Friday, August 27, 2010

Boy

I was about to write up this (unpublished?!) opinion by the 11th, but SFL beat me to it, as did the DBR:

During 14 years of litigation over his claims that he was denied a promotion because he is black, John Hithon has twice been awarded jury verdicts of more than $1 million. His case prompted the U.S. Supreme Court to say using the word “boy” to describe an African-American man could by itself be evidence of race discrimination. But Hithon and his lawyer have not persuaded the federal appeals court in Atlanta. On its fourth stop in the 11th U.S. Circuit Court of Appeals, the case generated a 2-1 unsigned opinion sending the case back to trial court for judgment in favor of Tyson Foods. The split panel reaffirmed an 11th Circuit ruling concluding evidence of the use of the term “boy” — allegedly by a white poultry plant manager to address Hithon and another plaintiff — wasn’t enough to support a jury finding of racial discrimination. Hithon’s lawyer, Alicia K. Haynes of Birmingham, Alabama, said Circuit Judges Edward E. Carnes and William H. Pryor Jr., who ruled Aug. 17 over the dissent of a visiting senior judge, missed something in their review of the paper record of the case. “The concern is that any time you present that type of evidence, it is the jury who is listening to how those words are being said,” Haynes said. “They’re listening to the tone that was used in saying those words. They’re listening to the inflection.

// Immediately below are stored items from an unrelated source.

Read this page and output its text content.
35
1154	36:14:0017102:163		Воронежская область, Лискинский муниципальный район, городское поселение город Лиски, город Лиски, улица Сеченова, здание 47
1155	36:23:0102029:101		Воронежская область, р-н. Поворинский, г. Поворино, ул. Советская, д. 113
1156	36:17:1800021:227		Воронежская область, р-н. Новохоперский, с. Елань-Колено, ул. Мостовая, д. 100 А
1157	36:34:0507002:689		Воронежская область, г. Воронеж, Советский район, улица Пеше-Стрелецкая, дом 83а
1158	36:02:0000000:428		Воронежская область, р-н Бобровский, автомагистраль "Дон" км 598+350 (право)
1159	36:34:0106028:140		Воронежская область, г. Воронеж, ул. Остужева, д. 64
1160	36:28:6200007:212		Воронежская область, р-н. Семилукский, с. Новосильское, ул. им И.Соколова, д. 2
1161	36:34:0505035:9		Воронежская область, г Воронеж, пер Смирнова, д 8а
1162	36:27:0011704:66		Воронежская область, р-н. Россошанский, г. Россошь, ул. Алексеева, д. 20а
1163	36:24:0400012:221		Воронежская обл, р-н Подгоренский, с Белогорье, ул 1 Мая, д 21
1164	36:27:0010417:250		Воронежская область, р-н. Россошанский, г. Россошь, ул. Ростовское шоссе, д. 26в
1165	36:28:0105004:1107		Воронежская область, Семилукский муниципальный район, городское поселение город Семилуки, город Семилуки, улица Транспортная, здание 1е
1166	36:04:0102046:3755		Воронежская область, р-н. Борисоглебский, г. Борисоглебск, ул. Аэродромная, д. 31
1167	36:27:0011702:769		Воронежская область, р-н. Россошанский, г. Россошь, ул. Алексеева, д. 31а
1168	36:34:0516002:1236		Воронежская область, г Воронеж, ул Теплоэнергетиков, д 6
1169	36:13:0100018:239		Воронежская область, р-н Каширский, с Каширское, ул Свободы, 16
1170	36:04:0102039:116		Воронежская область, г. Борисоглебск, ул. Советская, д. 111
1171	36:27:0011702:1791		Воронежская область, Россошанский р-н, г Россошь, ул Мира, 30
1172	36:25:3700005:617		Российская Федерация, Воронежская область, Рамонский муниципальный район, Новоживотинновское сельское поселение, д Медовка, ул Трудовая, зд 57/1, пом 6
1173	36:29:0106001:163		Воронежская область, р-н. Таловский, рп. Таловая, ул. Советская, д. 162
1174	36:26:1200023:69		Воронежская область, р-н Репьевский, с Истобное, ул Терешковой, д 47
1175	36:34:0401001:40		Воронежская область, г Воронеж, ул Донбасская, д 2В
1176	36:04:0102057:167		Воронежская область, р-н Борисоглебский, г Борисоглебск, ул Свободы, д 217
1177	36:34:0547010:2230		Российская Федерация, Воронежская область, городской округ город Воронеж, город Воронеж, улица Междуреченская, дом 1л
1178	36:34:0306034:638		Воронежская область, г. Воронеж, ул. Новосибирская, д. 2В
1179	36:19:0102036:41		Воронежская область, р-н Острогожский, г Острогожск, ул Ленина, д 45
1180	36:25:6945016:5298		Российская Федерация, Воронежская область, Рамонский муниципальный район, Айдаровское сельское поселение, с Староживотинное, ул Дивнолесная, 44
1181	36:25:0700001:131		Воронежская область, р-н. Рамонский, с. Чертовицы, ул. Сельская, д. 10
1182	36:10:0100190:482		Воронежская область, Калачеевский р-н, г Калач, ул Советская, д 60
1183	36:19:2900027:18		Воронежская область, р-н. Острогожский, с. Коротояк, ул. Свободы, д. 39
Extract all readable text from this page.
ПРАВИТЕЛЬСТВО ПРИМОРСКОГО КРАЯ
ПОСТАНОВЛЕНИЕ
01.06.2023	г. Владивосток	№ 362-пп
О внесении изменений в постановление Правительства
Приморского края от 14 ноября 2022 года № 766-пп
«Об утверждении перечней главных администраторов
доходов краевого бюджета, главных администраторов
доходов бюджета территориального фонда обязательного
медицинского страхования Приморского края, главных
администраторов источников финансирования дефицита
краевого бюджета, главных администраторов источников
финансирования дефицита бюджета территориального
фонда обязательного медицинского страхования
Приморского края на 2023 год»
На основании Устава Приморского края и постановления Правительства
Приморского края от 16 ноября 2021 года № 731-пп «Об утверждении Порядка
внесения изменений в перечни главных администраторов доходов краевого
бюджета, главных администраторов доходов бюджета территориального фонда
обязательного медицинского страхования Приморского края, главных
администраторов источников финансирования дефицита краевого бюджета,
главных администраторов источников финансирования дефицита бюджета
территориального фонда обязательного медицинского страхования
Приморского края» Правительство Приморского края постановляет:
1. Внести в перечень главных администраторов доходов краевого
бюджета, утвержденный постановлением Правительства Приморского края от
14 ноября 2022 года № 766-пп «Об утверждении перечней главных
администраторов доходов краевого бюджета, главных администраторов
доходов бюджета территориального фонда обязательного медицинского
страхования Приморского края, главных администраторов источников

They are able to judge who the speaker was and what effect those words had on the person that it was being said to, and the appellate court is missing all of that. They are reading a cold, written record.”

2 comments:

  1. Anonymous11:11 AM

    That's what happens to dem folk up in Atlanta. What a crock of shit. Take it up again...those muderfers

    ReplyDelete
  2. Anonymous11:58 AM

    Worst state? Alabama or Mississippi?